Now that the rider and the chariot are now one entity, which would likely be the best loadout for a Command Barge?

With the buffs to chariots, I'm half tempted to max-out on the Chariot, including Res-Orb (since the chariot and Overlord reconstruct together), Phase-Shifters, Sept. Weaves and the standard Warscythe and Mindshackle, but this becomes extremely expensive.

So I'm curious, what would you all say is an ideal loadout?


----------



## Xabre (Dec 20, 2006)

Can I just sob about mourning Anrakyr on the barge? I bought one specifically for him. 

To specifically answer the question, I'd go full kit to make it worth it... but never, EVER leave home without the warscythe.


----------



## MidnightSun (Feb 10, 2009)

I'd roll with Phase Shifter, Mindshackle Scarabs and Warscythe and probably leave it at that - the Orb is nice, but a little too expensive for +1 to reanimate on one model (awesome though Reanimating a Barge is). I'd leave out Sempiternal Weave - the way I see it, you tank the Autocannons and Missile Launchers on the AV13, and then if someone points a Meltagun at you then you put it on the Overlord so you can't die in one shot. If you're strapped for points, though, Jinking gives the Overlord a 4+ against Meltas or Haywire (Stormteks are really sad when they shoot you and it hits a T5 3+ dude instead of a vehicle), so the Phase Shifter isn't _entirely_ necessary. Jinking has essentially no downside though. Mindshackle is mandatory since it's so stupidly good, especially in challenges. Warscythe is the only good weapon a Necron character can take, so that's a mandatory option.


----------



## falcoso (Apr 7, 2012)

Warscythe always, and yeah Phase Shifter as you just take any other wounds on the Barge itself. Mindshackle should be on every lord IMO as they are just brilliant especially when you kill 4(?) GK from mindshackling the one with a deamonhammer (wink wink Midnight  ). But its true they basically win your challenges.
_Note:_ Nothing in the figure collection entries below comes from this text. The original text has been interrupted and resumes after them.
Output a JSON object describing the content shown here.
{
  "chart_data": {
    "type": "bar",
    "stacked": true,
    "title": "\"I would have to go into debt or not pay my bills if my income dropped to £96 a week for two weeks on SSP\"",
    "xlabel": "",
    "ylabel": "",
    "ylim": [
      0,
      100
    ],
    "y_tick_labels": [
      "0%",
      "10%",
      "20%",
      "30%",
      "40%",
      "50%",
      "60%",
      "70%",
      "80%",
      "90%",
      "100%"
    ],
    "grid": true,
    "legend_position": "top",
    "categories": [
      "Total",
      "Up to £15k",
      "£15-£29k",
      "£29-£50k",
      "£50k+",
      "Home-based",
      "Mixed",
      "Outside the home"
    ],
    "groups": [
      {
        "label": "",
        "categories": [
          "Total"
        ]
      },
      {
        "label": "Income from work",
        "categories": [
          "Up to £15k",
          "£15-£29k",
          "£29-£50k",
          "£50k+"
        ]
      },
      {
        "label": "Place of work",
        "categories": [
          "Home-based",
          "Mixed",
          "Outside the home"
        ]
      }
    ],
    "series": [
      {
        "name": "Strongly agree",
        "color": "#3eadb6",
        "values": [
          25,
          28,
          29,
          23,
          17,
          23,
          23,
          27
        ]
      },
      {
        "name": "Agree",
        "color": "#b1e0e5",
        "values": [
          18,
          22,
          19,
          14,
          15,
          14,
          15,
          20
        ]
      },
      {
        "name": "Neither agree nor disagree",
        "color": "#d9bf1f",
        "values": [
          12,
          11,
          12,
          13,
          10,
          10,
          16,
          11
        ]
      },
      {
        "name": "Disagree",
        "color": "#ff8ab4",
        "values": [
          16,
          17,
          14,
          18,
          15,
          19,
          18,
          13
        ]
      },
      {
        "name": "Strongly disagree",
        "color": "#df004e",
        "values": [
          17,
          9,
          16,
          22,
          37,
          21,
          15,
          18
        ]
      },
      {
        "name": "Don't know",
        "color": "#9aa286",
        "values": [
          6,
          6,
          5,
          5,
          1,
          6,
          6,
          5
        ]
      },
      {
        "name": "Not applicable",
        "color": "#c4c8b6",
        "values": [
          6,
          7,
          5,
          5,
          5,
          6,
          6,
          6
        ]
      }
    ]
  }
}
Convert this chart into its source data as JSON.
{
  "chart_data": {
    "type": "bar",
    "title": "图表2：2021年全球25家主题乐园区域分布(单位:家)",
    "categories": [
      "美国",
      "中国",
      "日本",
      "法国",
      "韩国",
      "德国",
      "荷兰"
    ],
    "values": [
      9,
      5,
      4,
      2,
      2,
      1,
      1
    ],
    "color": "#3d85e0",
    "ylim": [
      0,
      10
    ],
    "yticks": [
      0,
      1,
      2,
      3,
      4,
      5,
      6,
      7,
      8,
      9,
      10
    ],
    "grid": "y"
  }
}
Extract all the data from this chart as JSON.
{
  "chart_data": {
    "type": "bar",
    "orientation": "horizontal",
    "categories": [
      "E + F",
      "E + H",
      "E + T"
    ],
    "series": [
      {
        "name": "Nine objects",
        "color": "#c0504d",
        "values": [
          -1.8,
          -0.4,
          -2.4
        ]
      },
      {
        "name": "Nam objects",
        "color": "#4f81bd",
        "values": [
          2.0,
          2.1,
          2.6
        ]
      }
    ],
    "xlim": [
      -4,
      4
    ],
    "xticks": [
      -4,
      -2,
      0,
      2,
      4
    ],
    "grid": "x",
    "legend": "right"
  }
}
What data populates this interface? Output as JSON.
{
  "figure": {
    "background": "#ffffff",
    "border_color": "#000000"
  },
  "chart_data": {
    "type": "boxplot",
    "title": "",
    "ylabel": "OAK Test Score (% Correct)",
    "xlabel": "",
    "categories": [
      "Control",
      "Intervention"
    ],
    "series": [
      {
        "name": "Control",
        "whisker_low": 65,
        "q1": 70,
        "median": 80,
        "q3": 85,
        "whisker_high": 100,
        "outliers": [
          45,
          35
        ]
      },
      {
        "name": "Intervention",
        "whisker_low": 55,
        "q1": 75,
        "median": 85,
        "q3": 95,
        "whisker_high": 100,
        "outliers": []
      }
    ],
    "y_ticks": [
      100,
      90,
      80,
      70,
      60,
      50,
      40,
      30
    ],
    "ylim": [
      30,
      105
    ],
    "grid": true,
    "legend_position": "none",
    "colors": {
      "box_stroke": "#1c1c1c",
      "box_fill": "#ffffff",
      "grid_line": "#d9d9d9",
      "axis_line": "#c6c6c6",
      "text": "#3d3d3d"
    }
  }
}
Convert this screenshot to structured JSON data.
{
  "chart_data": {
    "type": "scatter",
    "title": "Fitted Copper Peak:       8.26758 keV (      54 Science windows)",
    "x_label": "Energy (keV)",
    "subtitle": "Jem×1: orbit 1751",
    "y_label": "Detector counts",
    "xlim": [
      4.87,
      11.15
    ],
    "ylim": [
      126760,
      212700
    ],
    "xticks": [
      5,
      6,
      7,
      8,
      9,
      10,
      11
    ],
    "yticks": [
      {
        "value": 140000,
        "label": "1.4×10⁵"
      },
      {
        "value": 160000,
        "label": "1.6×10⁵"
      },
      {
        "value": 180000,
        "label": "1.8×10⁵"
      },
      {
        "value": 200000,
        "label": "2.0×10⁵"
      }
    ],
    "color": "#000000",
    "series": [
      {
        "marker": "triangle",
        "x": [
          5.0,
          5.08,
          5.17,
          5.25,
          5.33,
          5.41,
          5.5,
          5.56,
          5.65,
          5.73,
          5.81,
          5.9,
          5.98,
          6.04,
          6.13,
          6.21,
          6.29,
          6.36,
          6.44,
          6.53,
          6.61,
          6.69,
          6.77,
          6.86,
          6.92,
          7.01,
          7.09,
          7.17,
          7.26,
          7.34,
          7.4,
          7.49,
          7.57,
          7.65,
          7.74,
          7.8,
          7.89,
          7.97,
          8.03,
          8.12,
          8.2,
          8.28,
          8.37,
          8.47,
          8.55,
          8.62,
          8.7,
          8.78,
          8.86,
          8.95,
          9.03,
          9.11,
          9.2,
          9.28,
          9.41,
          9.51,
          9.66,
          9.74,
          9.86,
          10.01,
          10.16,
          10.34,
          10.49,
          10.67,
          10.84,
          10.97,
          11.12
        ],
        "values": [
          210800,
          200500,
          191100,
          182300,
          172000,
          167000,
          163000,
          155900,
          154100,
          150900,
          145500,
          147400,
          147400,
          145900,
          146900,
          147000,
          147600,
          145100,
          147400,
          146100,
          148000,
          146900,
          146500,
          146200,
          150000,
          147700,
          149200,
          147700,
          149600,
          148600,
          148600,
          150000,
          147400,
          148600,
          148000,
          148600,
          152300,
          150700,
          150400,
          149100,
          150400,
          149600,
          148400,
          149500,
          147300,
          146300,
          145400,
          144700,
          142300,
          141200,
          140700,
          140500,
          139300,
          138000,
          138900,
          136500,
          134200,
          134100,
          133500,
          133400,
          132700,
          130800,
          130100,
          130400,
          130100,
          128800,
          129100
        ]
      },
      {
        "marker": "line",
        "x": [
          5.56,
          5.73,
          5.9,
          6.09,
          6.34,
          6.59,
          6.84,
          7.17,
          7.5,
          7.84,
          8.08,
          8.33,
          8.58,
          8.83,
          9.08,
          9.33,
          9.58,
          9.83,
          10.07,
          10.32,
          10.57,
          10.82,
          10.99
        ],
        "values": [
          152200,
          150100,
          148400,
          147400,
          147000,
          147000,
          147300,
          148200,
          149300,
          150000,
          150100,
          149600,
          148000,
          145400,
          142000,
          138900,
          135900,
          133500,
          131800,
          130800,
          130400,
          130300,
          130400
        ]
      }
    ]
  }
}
If you really have points get a tachyon arrow as its probably the only time it may be of use as you aren't wasting the entire attached unit's shooting too on the vehicle, but that is if you have enough of everything else which is rare.

As for the barge itself I would take the gauss cannon on the bottom as AP3 is always nice and you will actually be firing at full BS unlike on the Annihilation barge where the full BS would be on the destructor


----------